Kamis, 24 September 2020


"Kau tahu angsana di fakultas itu gugur lebih cepat?"

"Iya, tahun lalu. Entah tahun ini."

"Iya, ya. Pandemi membuat kampus ini jauh lebih sepi."

"Yah, mau bagaimana lagi. Kalau ramai, aku malah waswas berdiri di sini."

"Padahal kita senang ya setahun lalu berdiri di sini, berfoto bersama guguran bunga."

"Hmm angsana di sini pasti kesepian."

"Kesepian atau tak kesepian pun angsana itu tetap tumbuh sendiri."

"Maksudnya?"

"Angsana itu, seperti kita."

"Kita?"

"Iya kita, manusia."

"Lalu?"

"Angsana itu tidak akan saling menunggu, siapa mekar lebih cepat, siapa gugur lebih lambat. Tanpa kita lewati setiap hari, jalanan itu pada waktunya akan dihujani bunga angsana lagi. Guguran yang tetap indah meski hanya sedikit bahkan tiada orang menikmati."

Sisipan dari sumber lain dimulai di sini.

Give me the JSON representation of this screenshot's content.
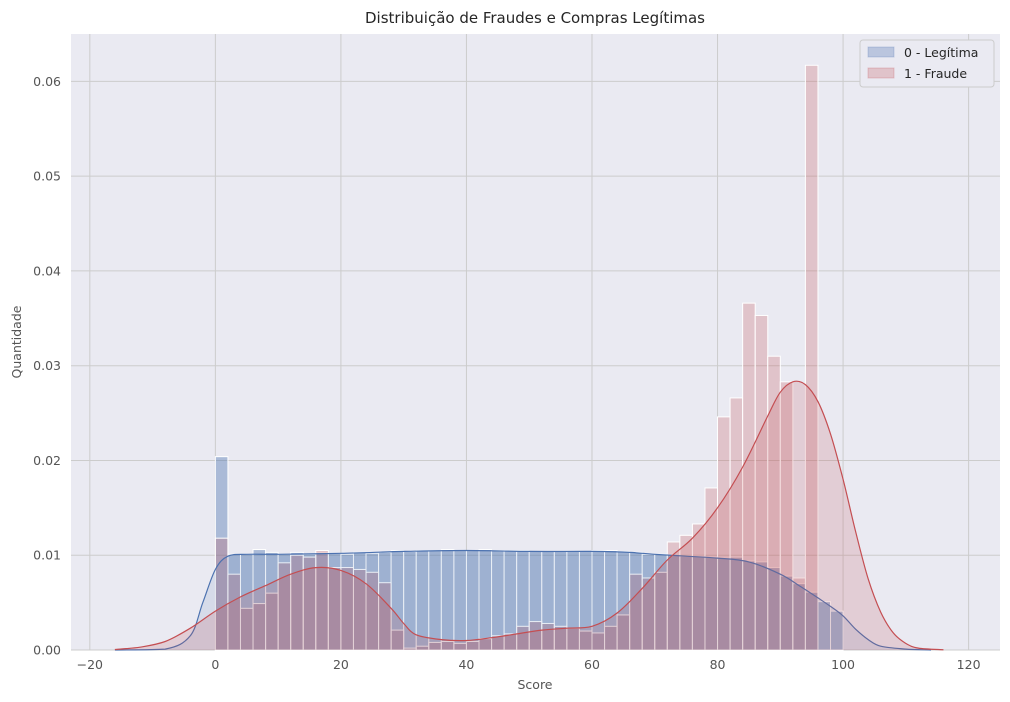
{
  "chart_data": {
    "type": "histogram",
    "title": "Distribuição de Fraudes e Compras Legítimas",
    "xlabel": "Score",
    "ylabel": "Quantidade",
    "xlim": [
      -23,
      125
    ],
    "ylim": [
      0,
      0.065
    ],
    "xticks": [
      -20,
      0,
      20,
      40,
      60,
      80,
      100,
      120
    ],
    "xtick_labels": [
      "−20",
      "0",
      "20",
      "40",
      "60",
      "80",
      "100",
      "120"
    ],
    "yticks": [
      0,
      0.01,
      0.02,
      0.03,
      0.04,
      0.05,
      0.06
    ],
    "ytick_labels": [
      "0.00",
      "0.01",
      "0.02",
      "0.03",
      "0.04",
      "0.05",
      "0.06"
    ],
    "grid": true,
    "legend_position": "top-right",
    "bins": [
      0,
      2,
      4,
      6,
      8,
      10,
      12,
      14,
      16,
      18,
      20,
      22,
      24,
      26,
      28,
      30,
      32,
      34,
      36,
      38,
      40,
      42,
      44,
      46,
      48,
      50,
      52,
      54,
      56,
      58,
      60,
      62,
      64,
      66,
      68,
      70,
      72,
      74,
      76,
      78,
      80,
      82,
      84,
      86,
      88,
      90,
      92,
      94,
      96,
      98,
      100
    ],
    "series": [
      {
        "name": "0 - Legítima",
        "color": "#4c72b0",
        "fill_alpha": 0.4,
        "density": [
          0.0204,
          0.0101,
          0.0101,
          0.0106,
          0.0103,
          0.0101,
          0.0103,
          0.0101,
          0.0103,
          0.0102,
          0.0101,
          0.0103,
          0.0102,
          0.0103,
          0.0105,
          0.0104,
          0.0105,
          0.0105,
          0.0106,
          0.0105,
          0.0105,
          0.0106,
          0.0105,
          0.0105,
          0.0105,
          0.0104,
          0.0104,
          0.0104,
          0.0104,
          0.0104,
          0.0105,
          0.0105,
          0.0104,
          0.0103,
          0.0101,
          0.0101,
          0.0101,
          0.0099,
          0.0099,
          0.0098,
          0.0097,
          0.0098,
          0.0094,
          0.0093,
          0.0087,
          0.0078,
          0.007,
          0.0061,
          0.0051,
          0.0041
        ],
        "kde": [
          [
            -16,
            0
          ],
          [
            -8,
            0.0001
          ],
          [
            -4,
            0.0015
          ],
          [
            -2,
            0.005
          ],
          [
            0,
            0.0085
          ],
          [
            2,
            0.0099
          ],
          [
            5,
            0.0101
          ],
          [
            10,
            0.0101
          ],
          [
            20,
            0.0102
          ],
          [
            30,
            0.0104
          ],
          [
            40,
            0.0105
          ],
          [
            50,
            0.0104
          ],
          [
            60,
            0.0104
          ],
          [
            66,
            0.0103
          ],
          [
            70,
            0.0101
          ],
          [
            75,
            0.0099
          ],
          [
            80,
            0.0097
          ],
          [
            85,
            0.0093
          ],
          [
            90,
            0.008
          ],
          [
            93,
            0.0068
          ],
          [
            96,
            0.0055
          ],
          [
            98,
            0.0046
          ],
          [
            100,
            0.0036
          ],
          [
            102,
            0.0022
          ],
          [
            104,
            0.0011
          ],
          [
            106,
            0.0004
          ],
          [
            110,
            0.0001
          ],
          [
            114,
            0
          ]
        ]
      },
      {
        "name": "1 - Fraude",
        "color": "#c44e52",
        "fill_alpha": 0.25,
        "density": [
          0.0118,
          0.008,
          0.0044,
          0.0049,
          0.006,
          0.0092,
          0.01,
          0.0098,
          0.0105,
          0.0087,
          0.0087,
          0.0085,
          0.0082,
          0.0071,
          0.0021,
          0.0002,
          0.0004,
          0.0008,
          0.0009,
          0.0007,
          0.0009,
          0.0012,
          0.0015,
          0.0017,
          0.0025,
          0.003,
          0.0028,
          0.0025,
          0.0023,
          0.002,
          0.0018,
          0.0025,
          0.0037,
          0.008,
          0.0076,
          0.0082,
          0.0114,
          0.0121,
          0.0133,
          0.0171,
          0.0246,
          0.0266,
          0.0366,
          0.0353,
          0.031,
          0.0283,
          0.0076,
          0.0617,
          0.0,
          0.0
        ],
        "kde": [
          [
            -16,
            5e-05
          ],
          [
            -12,
            0.0003
          ],
          [
            -8,
            0.0009
          ],
          [
            -4,
            0.0023
          ],
          [
            0,
            0.0041
          ],
          [
            4,
            0.0056
          ],
          [
            8,
            0.0068
          ],
          [
            12,
            0.008
          ],
          [
            16,
            0.0087
          ],
          [
            20,
            0.0084
          ],
          [
            24,
            0.007
          ],
          [
            28,
            0.0044
          ],
          [
            30,
            0.0028
          ],
          [
            32,
            0.0016
          ],
          [
            36,
            0.0011
          ],
          [
            40,
            0.001
          ],
          [
            44,
            0.0013
          ],
          [
            48,
            0.0017
          ],
          [
            52,
            0.0021
          ],
          [
            56,
            0.0023
          ],
          [
            60,
            0.0025
          ],
          [
            64,
            0.0039
          ],
          [
            68,
            0.0065
          ],
          [
            72,
            0.0095
          ],
          [
            76,
            0.0118
          ],
          [
            80,
            0.015
          ],
          [
            84,
            0.0193
          ],
          [
            88,
            0.0247
          ],
          [
            90,
            0.0272
          ],
          [
            92,
            0.0283
          ],
          [
            94,
            0.028
          ],
          [
            96,
            0.0262
          ],
          [
            98,
            0.0228
          ],
          [
            100,
            0.018
          ],
          [
            102,
            0.0125
          ],
          [
            104,
            0.0075
          ],
          [
            106,
            0.004
          ],
          [
            108,
            0.0018
          ],
          [
            110,
            0.0007
          ],
          [
            112,
            0.0002
          ],
          [
            116,
            2e-05
          ]
        ]
      }
    ],
    "legend": [
      {
        "label": "0 - Legítima",
        "color": "#4c72b0"
      },
      {
        "label": "1 - Fraude",
        "color": "#c44e52"
      }
    ]
  }
}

"Lalu apa hubungannya dengan kita?"

"Angsana itu tumbuh, berbunga, mengering, mati, dan semua itu terjadi dengan waktunya sendiri-sendiri. Lihat saja. Di sini daun angsana masih menghijau, di sana tinggal ranting. Seperti manusia. Kita juga lahir, hidup, meninggal dengan jatah waktu kita masing-masing. Kita tidak menunggu jatah waktu tiap momentum kehidupan itu tiba. Kita ya, hidup, menghidupi perjalanan dengan jatah waktu sendiri-sendiri."

"Hmm.."

"Yah, mungkin itu petuah basi dan kau sudah dengar berkali-kali. Namun, kukatakan sekali lagi supaya mungkin, suatu hari ketika harimu berat dan tiada yang melipurmu dari penat, segala tanda dari semesta ini bisa membuatmu ingat."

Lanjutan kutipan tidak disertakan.